Bousculés par les gardes, les compagnons durent se frayer un passage à travers les bandes de soldats éméchés et braillards.
Au bout de la rue, un bataillon de la Reine Noire progressait. Ceux qui ne se retiraient pas devant les soldats de Sa Majesté étaient brutalement écartés ou tout simplement piétinés. Les gardes se hâtèrent de pousser leurs prisonniers contre les façades, leur ordonnant de ne pas bouger.
Tass se retrouva coincé entre Caramon et un soldat. Le draconien se borna à le tenir par son gilet, car personne, même un kender, n’aurait songé à prendre la fuite dans de pareilles conditions. Tass se tortilla de son mieux pour attirer l’attention de Caramon et lui faire dresser l’oreille.
— Caramon ! chuchota-t-il. J’ai un message de Tanis. Tu m’entends ?
Le géant continua de regarder droit devant lui. Mais Tass surprit le battement de ses paupières.
— Tanis nous demande de lui faire confiance. Quoi qu’il arrive. Et de continuer à jouer la comédie… Je crois que c’est… ce qu’il a dit.
Caramon fronça les sourcils.
— Il a parlé en elfe, ajouta précipitamment Tass, vexé. C’était vraiment dur à comprendre.
Caramon resta de marbre. Tass se colla contre le mur et se haussa sur la pointe des pieds.
— Ce seigneur, dit-il d’une voix hésitante, c’était bien Kitiara ?
Caramon ne répondit pas. Tass vit ses mâchoires se contracter et poussa un soupir. Oubliant où il était, il éleva la voix :
— Tu lui fais confiance, n’est-ce pas, Caramon ?
Parce que…
Sans crier gare, le garde frappa le kender, l’aplatissant contre le mur. Étourdi par le choc, Tass s’effondra. Une ombre noire se pencha sur lui. Comme il ne voyait rien, il se prépara à recevoir un nouveau coup. Mais des bras puissants le soulevèrent de terre.
— Je t’ai dit de ne pas les abîmer, grommela Caramon.
— Bah ! Un kender ! cracha le draconien.
Le bataillon royal était passé. Pour une raison qui lui échappa, Tass ne parvint pas à rester sur ses jambes.

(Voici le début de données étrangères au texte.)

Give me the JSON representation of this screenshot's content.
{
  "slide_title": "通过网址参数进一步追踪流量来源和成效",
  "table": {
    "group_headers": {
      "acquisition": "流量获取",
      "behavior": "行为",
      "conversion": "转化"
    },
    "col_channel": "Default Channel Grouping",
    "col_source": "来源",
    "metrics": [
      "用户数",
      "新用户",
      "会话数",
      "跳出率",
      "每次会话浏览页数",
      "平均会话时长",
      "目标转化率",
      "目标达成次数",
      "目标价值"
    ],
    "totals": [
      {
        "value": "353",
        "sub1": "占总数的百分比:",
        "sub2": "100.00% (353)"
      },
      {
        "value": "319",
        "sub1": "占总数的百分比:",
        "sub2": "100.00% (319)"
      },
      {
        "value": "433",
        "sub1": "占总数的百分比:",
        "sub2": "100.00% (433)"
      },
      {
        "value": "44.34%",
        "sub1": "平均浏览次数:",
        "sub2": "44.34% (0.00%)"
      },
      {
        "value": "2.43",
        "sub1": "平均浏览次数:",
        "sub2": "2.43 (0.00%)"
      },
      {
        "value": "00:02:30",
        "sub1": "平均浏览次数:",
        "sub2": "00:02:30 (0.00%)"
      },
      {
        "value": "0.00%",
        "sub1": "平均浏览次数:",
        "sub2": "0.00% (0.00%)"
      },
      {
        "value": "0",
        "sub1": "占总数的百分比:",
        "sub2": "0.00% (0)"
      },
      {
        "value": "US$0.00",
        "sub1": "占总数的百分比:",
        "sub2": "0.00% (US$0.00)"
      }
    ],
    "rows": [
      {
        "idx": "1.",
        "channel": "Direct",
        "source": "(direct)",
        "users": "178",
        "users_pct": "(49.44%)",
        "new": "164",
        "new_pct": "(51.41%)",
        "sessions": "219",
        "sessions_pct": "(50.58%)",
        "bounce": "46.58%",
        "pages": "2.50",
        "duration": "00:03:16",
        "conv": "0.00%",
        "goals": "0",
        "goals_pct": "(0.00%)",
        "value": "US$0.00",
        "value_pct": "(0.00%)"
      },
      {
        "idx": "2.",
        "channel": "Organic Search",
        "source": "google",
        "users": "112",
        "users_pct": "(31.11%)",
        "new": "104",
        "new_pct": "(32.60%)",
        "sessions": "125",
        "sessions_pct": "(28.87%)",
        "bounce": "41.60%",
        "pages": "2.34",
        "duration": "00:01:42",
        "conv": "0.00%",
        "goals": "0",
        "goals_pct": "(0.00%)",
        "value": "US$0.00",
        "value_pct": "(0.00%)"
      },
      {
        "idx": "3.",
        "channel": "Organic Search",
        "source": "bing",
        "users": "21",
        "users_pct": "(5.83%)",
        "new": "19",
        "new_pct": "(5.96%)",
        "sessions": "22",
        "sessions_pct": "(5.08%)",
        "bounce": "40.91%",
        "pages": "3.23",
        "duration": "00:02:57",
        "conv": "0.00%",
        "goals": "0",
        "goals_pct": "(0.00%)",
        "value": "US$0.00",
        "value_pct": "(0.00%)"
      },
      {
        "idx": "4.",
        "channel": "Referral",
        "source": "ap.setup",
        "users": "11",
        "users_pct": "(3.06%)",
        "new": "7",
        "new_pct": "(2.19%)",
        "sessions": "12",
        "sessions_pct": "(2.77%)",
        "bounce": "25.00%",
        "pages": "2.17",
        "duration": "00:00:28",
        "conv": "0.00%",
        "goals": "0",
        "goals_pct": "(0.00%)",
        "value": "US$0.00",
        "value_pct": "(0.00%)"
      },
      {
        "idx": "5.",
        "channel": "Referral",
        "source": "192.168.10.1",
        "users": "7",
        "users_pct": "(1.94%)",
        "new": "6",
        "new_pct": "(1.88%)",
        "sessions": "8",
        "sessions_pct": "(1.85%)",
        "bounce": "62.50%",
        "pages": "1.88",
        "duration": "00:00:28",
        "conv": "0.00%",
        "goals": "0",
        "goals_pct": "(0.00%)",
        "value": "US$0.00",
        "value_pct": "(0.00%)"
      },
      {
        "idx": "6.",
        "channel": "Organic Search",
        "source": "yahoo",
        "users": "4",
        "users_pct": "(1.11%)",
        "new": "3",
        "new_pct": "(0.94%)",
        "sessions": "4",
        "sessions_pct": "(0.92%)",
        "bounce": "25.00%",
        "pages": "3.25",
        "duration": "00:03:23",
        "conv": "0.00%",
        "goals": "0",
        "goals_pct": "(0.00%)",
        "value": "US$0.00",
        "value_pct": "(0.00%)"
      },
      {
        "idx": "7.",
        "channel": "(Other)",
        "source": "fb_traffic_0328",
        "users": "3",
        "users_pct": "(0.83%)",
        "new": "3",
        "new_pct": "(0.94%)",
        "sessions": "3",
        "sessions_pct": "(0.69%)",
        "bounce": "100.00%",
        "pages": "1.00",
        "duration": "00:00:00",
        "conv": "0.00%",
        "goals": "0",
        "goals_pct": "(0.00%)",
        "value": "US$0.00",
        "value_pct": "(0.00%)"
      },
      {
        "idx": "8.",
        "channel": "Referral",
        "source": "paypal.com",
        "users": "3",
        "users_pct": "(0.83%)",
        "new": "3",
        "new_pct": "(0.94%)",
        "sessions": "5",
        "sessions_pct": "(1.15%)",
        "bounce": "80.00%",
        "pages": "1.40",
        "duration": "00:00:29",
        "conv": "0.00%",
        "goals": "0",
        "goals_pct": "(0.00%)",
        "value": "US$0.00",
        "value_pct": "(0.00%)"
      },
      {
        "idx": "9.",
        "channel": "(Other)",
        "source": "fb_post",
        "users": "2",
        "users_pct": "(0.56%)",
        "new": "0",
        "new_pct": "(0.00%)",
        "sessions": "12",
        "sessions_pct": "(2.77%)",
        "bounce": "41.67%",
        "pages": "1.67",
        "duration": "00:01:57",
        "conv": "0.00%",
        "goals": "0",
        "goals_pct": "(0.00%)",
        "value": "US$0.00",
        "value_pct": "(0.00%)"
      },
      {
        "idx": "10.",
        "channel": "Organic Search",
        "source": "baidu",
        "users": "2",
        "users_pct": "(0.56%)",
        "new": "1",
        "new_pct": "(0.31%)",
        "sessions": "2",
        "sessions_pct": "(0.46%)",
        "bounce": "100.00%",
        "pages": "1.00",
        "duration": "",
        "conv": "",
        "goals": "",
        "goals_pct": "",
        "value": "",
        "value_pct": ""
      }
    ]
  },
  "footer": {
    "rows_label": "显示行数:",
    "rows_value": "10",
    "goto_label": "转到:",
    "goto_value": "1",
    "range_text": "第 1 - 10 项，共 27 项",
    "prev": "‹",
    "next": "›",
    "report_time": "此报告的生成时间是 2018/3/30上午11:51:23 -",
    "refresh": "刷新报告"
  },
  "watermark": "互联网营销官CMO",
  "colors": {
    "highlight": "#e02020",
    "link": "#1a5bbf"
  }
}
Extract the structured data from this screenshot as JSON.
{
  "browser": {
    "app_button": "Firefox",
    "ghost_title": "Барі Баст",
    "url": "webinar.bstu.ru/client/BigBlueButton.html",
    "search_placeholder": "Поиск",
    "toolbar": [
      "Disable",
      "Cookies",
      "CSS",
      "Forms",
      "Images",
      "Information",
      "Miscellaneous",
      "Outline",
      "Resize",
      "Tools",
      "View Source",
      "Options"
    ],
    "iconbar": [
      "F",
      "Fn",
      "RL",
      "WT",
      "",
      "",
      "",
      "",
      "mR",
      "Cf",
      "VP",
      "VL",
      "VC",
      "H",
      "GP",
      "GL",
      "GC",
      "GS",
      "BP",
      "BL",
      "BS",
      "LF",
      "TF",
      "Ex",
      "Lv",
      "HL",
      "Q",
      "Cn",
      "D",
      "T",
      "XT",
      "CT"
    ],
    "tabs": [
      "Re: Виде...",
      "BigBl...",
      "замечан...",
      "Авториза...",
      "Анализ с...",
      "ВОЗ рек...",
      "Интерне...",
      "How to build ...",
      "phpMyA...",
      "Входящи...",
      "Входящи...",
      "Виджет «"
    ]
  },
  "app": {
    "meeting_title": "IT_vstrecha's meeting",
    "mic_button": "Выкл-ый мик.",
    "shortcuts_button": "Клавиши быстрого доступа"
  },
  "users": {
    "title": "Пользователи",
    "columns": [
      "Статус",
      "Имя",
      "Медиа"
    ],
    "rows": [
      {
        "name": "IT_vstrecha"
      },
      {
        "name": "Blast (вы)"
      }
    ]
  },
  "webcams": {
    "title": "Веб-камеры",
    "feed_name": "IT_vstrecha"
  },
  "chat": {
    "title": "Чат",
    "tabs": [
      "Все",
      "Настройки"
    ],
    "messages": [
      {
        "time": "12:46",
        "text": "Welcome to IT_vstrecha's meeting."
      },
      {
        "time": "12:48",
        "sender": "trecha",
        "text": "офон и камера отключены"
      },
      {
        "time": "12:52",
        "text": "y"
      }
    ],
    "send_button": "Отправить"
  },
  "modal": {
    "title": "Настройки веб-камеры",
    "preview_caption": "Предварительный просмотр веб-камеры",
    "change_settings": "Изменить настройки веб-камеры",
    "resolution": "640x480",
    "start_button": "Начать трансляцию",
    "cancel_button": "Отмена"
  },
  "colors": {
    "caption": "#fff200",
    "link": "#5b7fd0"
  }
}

— Désolé…, marmonna-t-il, les genoux ont parfois des réactions bizarres… On ne peut pas toujours compter sur eux.
Il se sentit soudain propulsé dans les airs, puis il retomba comme un sac de farine sur les épaules de Caramon.
— Celui-là sait beaucoup de choses, déclara Caramon de sa voix caverneuse. J’espère que tu ne lui pas amoché le cerveau ! La Dame Noire ne serait pas contente.
— Le cerveau ? Quel cerveau ? ricana le draconien.